Come farebbe chiunque quando un programma non funziona, fanno ripartire lo script alle 15:42:40, trovando qualcosa di buono in alcuni file .htr. Il problema però è che ancora non hanno in mano nessuna password che gli conceda l’accesso al sistema. Gli hacker allora decidono di controllare se sulla macchina è installato il perl, ma non c’è e allora provano con qualcosa di più difficile… ma le difese tengono.

Fanno ancora prove, inutili. Cercano di capire come funzionano le pagine Asp presenti sulla macchina di Punto Informatico, ma non ricavano nulla di interessante. Addirittura cercano sul sito di PI il file ratingsv01.html senza esito positivo e solo perché all’interno delle pagine del quotidiano, nelle dichiarazioni di intestazione (meta-tags), hanno trovato il link a RSAC: http://www.rsac.org/ratingsv01.html.

Presumibilmente stremati, ma certo lontani dall’arrendersi, hanno cercato di accedere anche al database di “backup” di WindowsNT all’indirizzo /winnt/repair/sam._. Fino a qui, dunque, sembra soprattutto una fase di studio.

Il vero attacco parte alle 15:44:45 da un indirizzo ip differente e riconducibile a hobbiton.org un sito che offre shell gratuite. Per eseguire l’attacco hanno usato il seguente comando impartito ad una pagina disponibile con l’applicazione di esempio di IIS:
Fname=hi &Lname= |shell(“cmd+/c+ECHO +Alterado+por+Jambock +. +Grupo+Sentapua+. +sentapua@mail.ru+ ,+Amigos+: +Hadi-Cool+,+F3N1X+, +Hi-Neck+, +EPIL58+e+Kamikaze+ > C:InetPubwwwrootindex.asp”)|,

Qui la home page di Punto Informatico viene sostituita con le parole inserite nel codice riportato dal log e quindi trasmesso al server dagli hacker. Una semplicissima ed efficace funzione! Si tratta di un vecchissimo tipo di attacco che ricorda, agli addetti ai lavori, il vecchissimo phf che si utilizzava sotto linux/apache per eseguire comandi in modo non autorizzato.

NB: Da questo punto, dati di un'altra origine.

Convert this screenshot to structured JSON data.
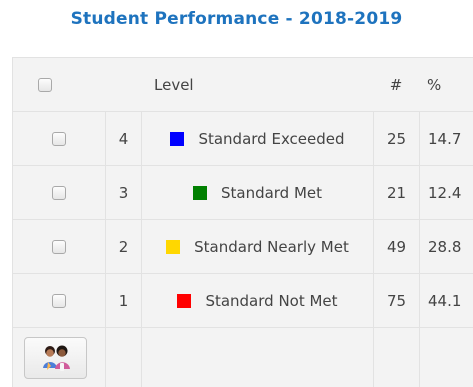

Dopo essere riusciti a “fare qualcosa” ma non ancora soddisfatti, hanno cercato di entrare ancora nel server tentando di attaccare insistentemente un altro file nella directory /cgi-bin/imagemap.exe.

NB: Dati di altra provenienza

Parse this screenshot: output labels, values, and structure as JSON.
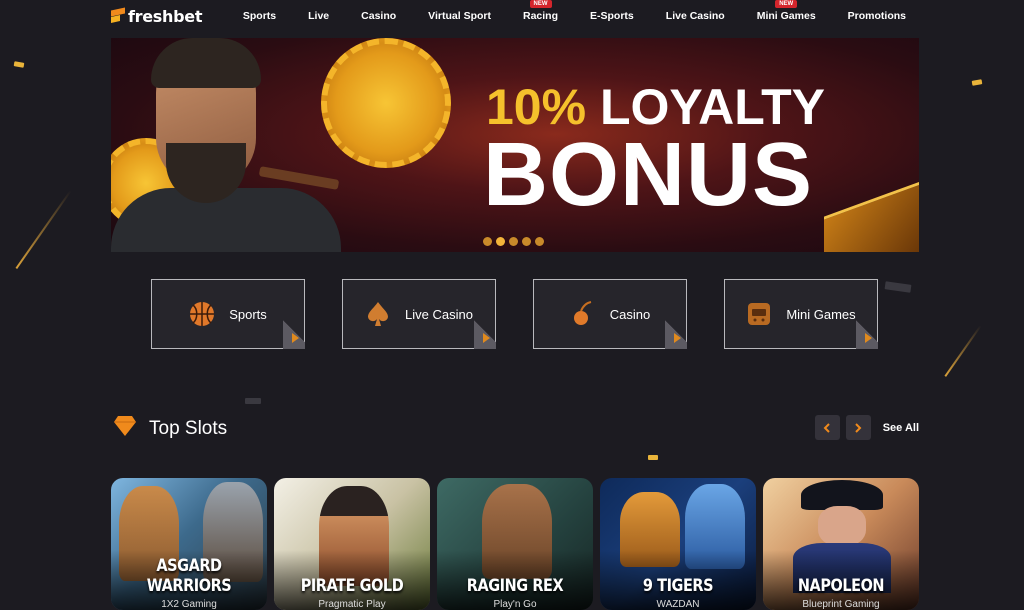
{
  "brand": {
    "name": "freshbet"
  },
  "nav": {
    "items": [
      {
        "label": "Sports",
        "badge": ""
      },
      {
        "label": "Live",
        "badge": ""
      },
      {
        "label": "Casino",
        "badge": ""
      },
      {
        "label": "Virtual Sport",
        "badge": ""
      },
      {
        "label": "Racing",
        "badge": "NEW"
      },
      {
        "label": "E-Sports",
        "badge": ""
      },
      {
        "label": "Live Casino",
        "badge": ""
      },
      {
        "label": "Mini Games",
        "badge": "NEW"
      },
      {
        "label": "Promotions",
        "badge": ""
      }
    ]
  },
  "banner": {
    "highlight": "10%",
    "title_line1": "LOYALTY",
    "title_line2": "BONUS",
    "slide_count": 5,
    "active_slide": 1
  },
  "categories": [
    {
      "label": "Sports",
      "icon": "basketball-icon"
    },
    {
      "label": "Live Casino",
      "icon": "spade-icon"
    },
    {
      "label": "Casino",
      "icon": "cherry-icon"
    },
    {
      "label": "Mini Games",
      "icon": "slot-machine-icon"
    }
  ],
  "top_slots": {
    "title": "Top Slots",
    "see_all": "See All",
    "items": [
      {
        "name": "ASGARD WARRIORS",
        "provider": "1X2 Gaming"
      },
      {
        "name": "PIRATE GOLD",
        "provider": "Pragmatic Play"
      },
      {
        "name": "RAGING REX",
        "provider": "Play'n Go"
      },
      {
        "name": "9 TIGERS",
        "provider": "WAZDAN"
      },
      {
        "name": "NAPOLEON",
        "provider": "Blueprint Gaming"
      }
    ]
  },
  "colors": {
    "accent": "#f08a1c",
    "gold": "#f5c12c",
    "background": "#1c1b21"
  }
}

L’ultimo attacco, forse dopo essersi messi l’anima in pace, l’hanno scagliato alle 16:25:33, utilizzando lo stesso metodo precedente ma cambiando il testo:

Fname= hi&Lname= |shell(“cmd+/c +ECHO +I+am+ jambock,+I+ walked +modifying+ some+ Italian +sites +and+am +here+to+forgive+me +of+you+how+much+ to+the+attacks+to+the+ Italian+ domain+.+Before+ more+nothing +I+did+not+ have+politmca+ intention+to+attack+ some+sites+it. +I+am+not+ star+of+TV+to+be+ with+my+name+in+the+ top+of+sites…+E+I+thank +the+KatiaFlavia+ for+having+ opened+my+eyes. +It +forgives+for+the+bad +English+ but+English+it+is+ a+SUCKS+ and+the+USA+ is+an+EXCREMENT. +Brazilian+Hacker’s +had+been+here!+ >c:inetpubwwwrootindex.asp”)|,”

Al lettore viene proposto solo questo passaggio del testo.